At the same time the question of whther the CO2 increase will warm the climate is still always disputed. The strength of the warming depends mostly on how much water evaporates; water vapour enhances the greenhouse effect considerably more than CO2. Estimates on the water vapour effect diverge greatly. Thousands of scientists are working on that question.

Global temperatures just aren’t listening to the climate models. And so much for consensus.

 

3 responses to “NOAA Data Show Stagnant Temperatures – Even With “Accelerating Pace Of Emissions””

  1. anna

    “The northern sites in our monitoring network tell us what is coming soon to the globe as a whole,” Hmm… Why doesn’t the CO2 level increase the most near well populated areas, closest to the emission sources, and slowly spreads to the distant poles?

    1. DirkH

      Locally and near the surface , CO2 levels fluctuate wildly all the time, that’s exactly why you measure in remote areas. So what Pieter Tans has said there probably just shows how completely clueless he is.

      On a sunny day without wind, corn plants, for example, deplete the CO2 around them within minutes, and stop photosynthesizing until air movement brings new CO2.
      (Liebig’s Law; the growth of plants is limited by the scarcest of the elements they need; might be water, might be light, might be CO2…)

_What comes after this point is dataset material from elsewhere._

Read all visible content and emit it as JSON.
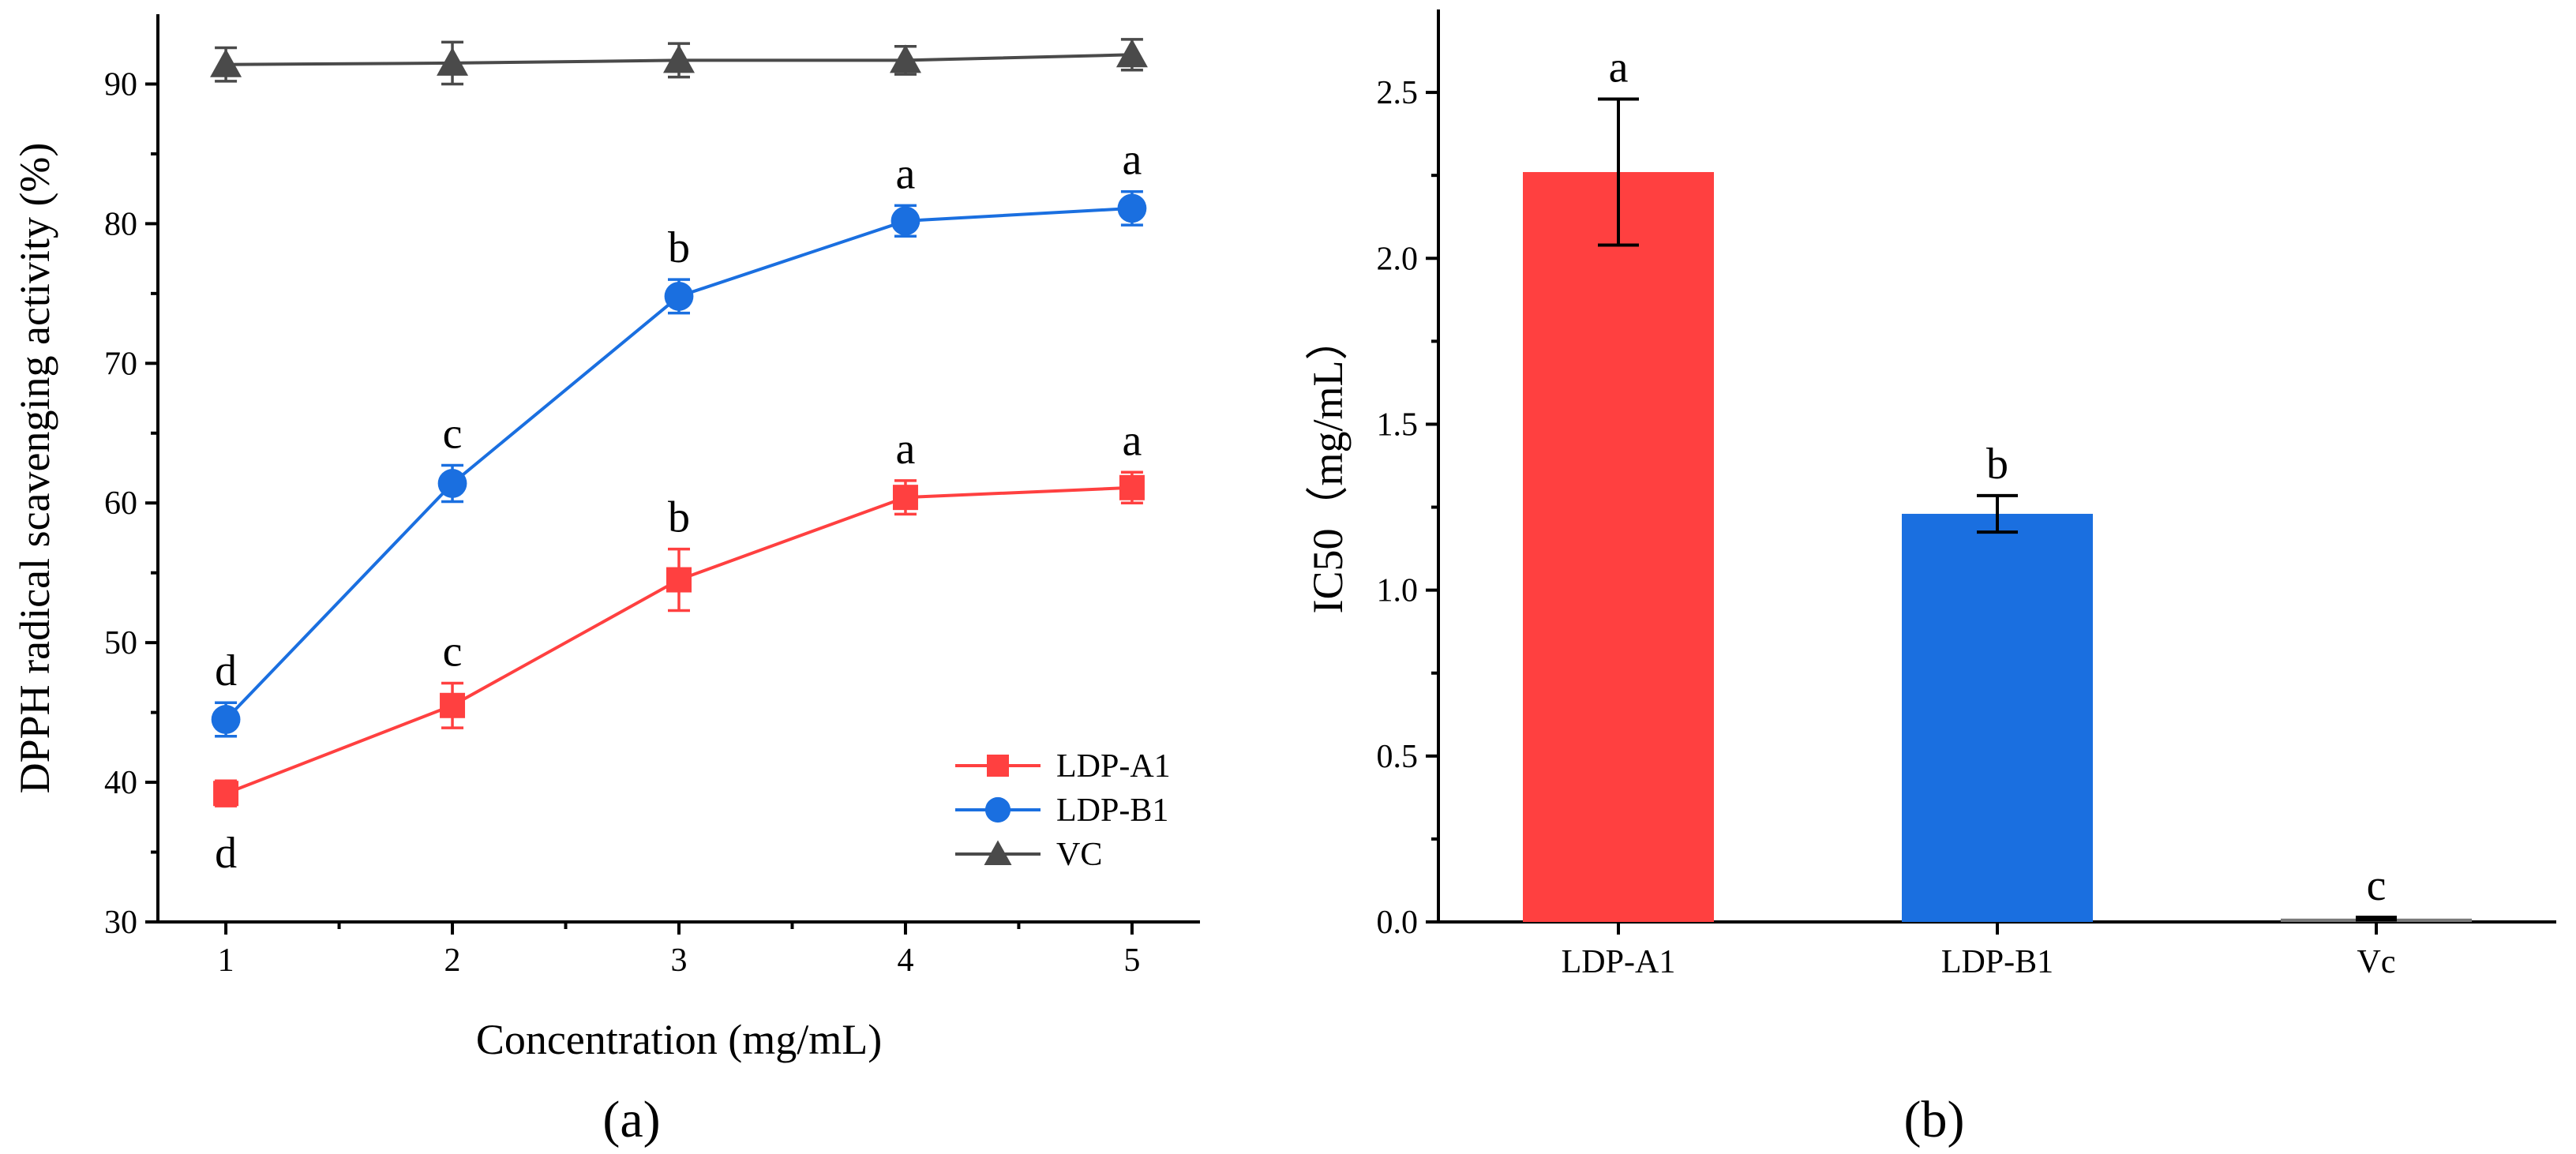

      On the other hand, if you want to get very high levels, just measure the CO2 on a busy highway. The old chemical measurements that the late Ernst Beck collected were dismissed exactly because they were affected by local sources.

      Beck’s site:
      http://www.biokurs.de/treibhaus/literatur/kreutz/Kreutz_english.pdf
      see also here
      http://wattsupwiththat.com/2008/07/25/beck-on-co2-oceans-are-the-dominant-co2-store/

  2. Francis Massen

    Look here for how great “natural” CO2 swings can be:

    http://meteo.lcd.lu/7days_04.png

    During the week from 28/05 to 04/06 CO2 peaked 520 ppmV

    All what is needed is slow wind and as a consequence poor air mixing… et voilä!